Member of the New Hanover County Board of Commissioners
- Incumbent
- Assumed office December 22, 2014

Personal details
- Party: Democratic
- Spouse: Michele Zapple
- Children: 3
- Education: University of Virginia
- Occupation: General contractor, politician

= Rob Zapple =

American politician

Rob Zapple is an American politician and building contractor serving as a member of the New Hanover County Board of Commissioners in North Carolina. A member of the Democratic Party, he was first elected in 2014 and re-elected in 2018 and 2022.

== Early life and career ==
Zapple is a graduate of the University of Virginia. He is a general contractor and the owner of a Wilmington-based residential and commercial building firm that specializes in historic renovation and custom homes. He has lived with his wife Michele in New Hanover County for more than two decades and have three children. Zapple is a past president of the board of trustees of the Thalian Hall Center for the Performing Arts and sits on the board of Friends of Public Radio, the governing body of the public radio station WHQR.

== Tenure on the Board of Supervisors ==
Zapple was first elected to the Board of Supervisors for New Hanover County in 2014, after an initially unsuccessful campaign in 2012. In July 2026, readers of the Star-News voted Zapple the most influential elected official in the Wilmington area. In October 2024, Zapple was selected to the board of directors of the North Carolina Association of County Commissioners as district director for District 4, comprising New Hanover, Brunswick, Pender and Columbus counties. In May 2025, he was nominated by Governor Josh Stein to the North Carolina Residential Code Council and was subsequently confirmed by the North Carolina Senate.

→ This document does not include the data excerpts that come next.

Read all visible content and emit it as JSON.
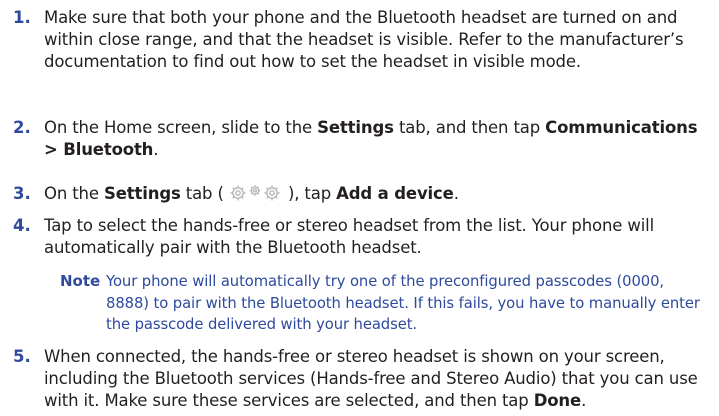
{
  "steps": [
    {
      "number": "1.",
      "text": "Make sure that both your phone and the Bluetooth headset are turned on and within close range, and that the headset is visible. Refer to the manufacturer’s documentation to find out how to set the headset in visible mode."
    },
    {
      "number": "2.",
      "part_a": "On the Home screen, slide to the ",
      "bold_a": "Settings",
      "part_b": " tab, and then tap ",
      "bold_b": "Communications > Bluetooth",
      "part_c": "."
    },
    {
      "number": "3.",
      "part_a": "On the ",
      "bold_a": "Settings",
      "part_b": " tab ( ",
      "icon": "settings-gears-icon",
      "part_c": " ), tap ",
      "bold_b": "Add a device",
      "part_d": "."
    },
    {
      "number": "4.",
      "text": "Tap to select the hands-free or stereo headset from the list. Your phone will automatically pair with the Bluetooth headset."
    },
    {
      "number": "5.",
      "part_a": "When connected, the hands-free or stereo headset is shown on your screen, including the Bluetooth services (Hands-free and Stereo Audio) that you can use with it. Make sure these services are selected, and then tap ",
      "bold_a": "Done",
      "part_b": "."
    }
  ],
  "note": {
    "label": "Note",
    "text": "Your phone will automatically try one of the preconfigured passcodes (0000, 8888) to pair with the Bluetooth headset. If this fails, you have to manually enter the passcode delivered with your headset."
  },
  "colors": {
    "accent": "#2e4a9e",
    "body_text": "#231f20"
  }
}
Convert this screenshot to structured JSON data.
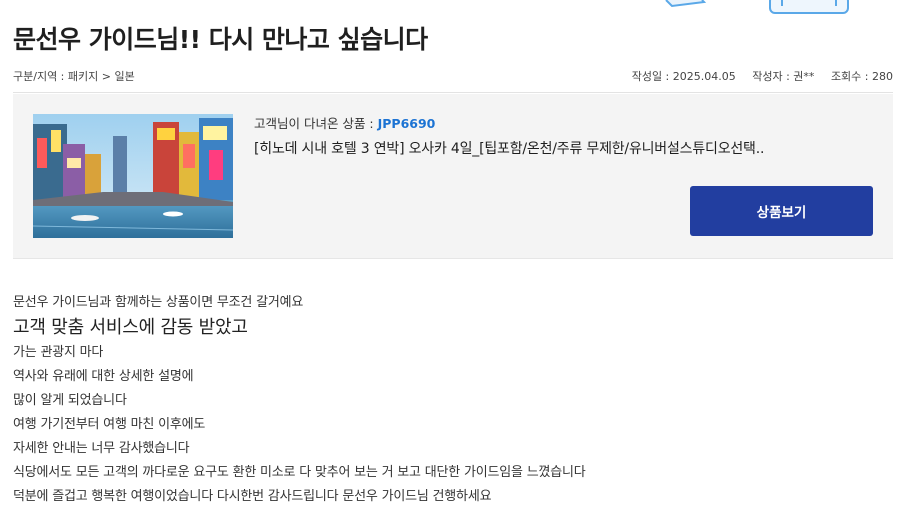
{
  "post": {
    "title": "문선우 가이드님!! 다시 만나고 싶습니다",
    "category": "구분/지역 : 패키지 > 일본",
    "date": "작성일 : 2025.04.05",
    "author": "작성자 : 권**",
    "views": "조회수 : 280"
  },
  "product": {
    "visited_prefix": "고객님이 다녀온 상품 : ",
    "code": "JPP6690",
    "name": "[히노데 시내 호텔 3 연박] 오사카 4일_[팁포함/온천/주류 무제한/유니버설스튜디오선택..",
    "button_label": "상품보기",
    "image_alt": "오사카 도톤보리 운하 야경"
  },
  "review_lines": [
    {
      "text": "문선우 가이드님과 함께하는 상품이면 무조건 갈거예요",
      "big": false
    },
    {
      "text": "고객 맞춤 서비스에 감동 받았고",
      "big": true
    },
    {
      "text": "가는 관광지 마다",
      "big": false
    },
    {
      "text": "역사와 유래에 대한 상세한 설명에",
      "big": false
    },
    {
      "text": "많이 알게 되었습니다",
      "big": false
    },
    {
      "text": "여행 가기전부터 여행 마친 이후에도",
      "big": false
    },
    {
      "text": "자세한 안내는 너무 감사했습니다",
      "big": false
    },
    {
      "text": "식당에서도 모든 고객의 까다로운 요구도 환한 미소로 다 맞추어 보는 거 보고 대단한 가이드임을 느꼈습니다",
      "big": false
    },
    {
      "text": "덕분에 즐겁고 행복한 여행이었습니다 다시한번 감사드립니다 문선우 가이드님 건행하세요",
      "big": false
    }
  ],
  "colors": {
    "accent_button": "#223ea0",
    "product_code": "#1c73d3",
    "box_background": "#f4f4f4"
  }
}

=== Sale of New Hanover Regional Medical Center ===
On October 5, 2020, the Board of Commissioners voted 4–1 to sell the New Hanover Regional Medical Center to Novant Health, with $1.25 billion of the proceeds directed to a newly created private foundation, the New Hanover Community Endowment. Zapple cast the sole dissenting vote. Zapple said he was prepared to support the sale itself, which he called "a good deal", but objected to the foundation's bylaws and moved unsuccessfully to separate that question from the rest of the vote. He said the bylaws were "being rushed" and, as written, would "result in a massive transfer of wealth from the public to a privately controlled foundation."

=== Environment ===
Following the North Carolina Department of Environmental Quality's 2018 draft consent order with Chemours over GenX contamination of the Cape Fear River, Zapple said that the agreement was "a step in the right direction" but argued that it did not adequately address downstream impacts on New Hanover County's water supply.

== Electoral history ==

=== 2012 campaign ===
Zapple was one of four Democratic candidates in the May 2012 primary election for the New Hanover County Board of Commissioners. He was not successful in his campaign.

=== 2014 election ===
Zapple was elected to the board in November 2014 in a race decided by a narrow margin. Republican Derrick Hickey led until the final precinct reported, and a countywide recount confirmed Zapple's win with a margin of just 186 votes. An election protest alleging improper influence at one precinct, filed by a supporter of Hickey's, was dismissed by the county board of elections; the subsequent appeal delayed Zapple's seating until December 22, 2014.

=== 2018 election ===
Zapple and Julia Olson-Boseman advanced from a three-candidate Democratic primary in May 2018. In the November general election Zapple received the most votes. The result unseated Republican incumbent Skip Watkins and gave Democrats a 3–2 majority on the board for the first time since the 1980s.

=== 2022 election ===
In the May 2022 Democratic primary for two seats, Zapple led the field with 11,118 votes, ahead of Travis C. Robinson (8,048) and incumbent board chair Julia Olson-Boseman (5,579), whose defeat ended her bid for a third term. In the November general election, LeAnn Pierce (R) placed first with 47,462 votes and Zapple second with 45,144, securing him a third term.

=== 2026 election ===
Zapple led the March 3, 2026 Democratic primary with 11,027 votes (30.4 percent); he and LeShonda Wallace (10,700) won the party's two nominations. They face Republicans LeAnn Pierce and Richard Collier and Libertarian Bob Drach in the November 3, 2026 general election.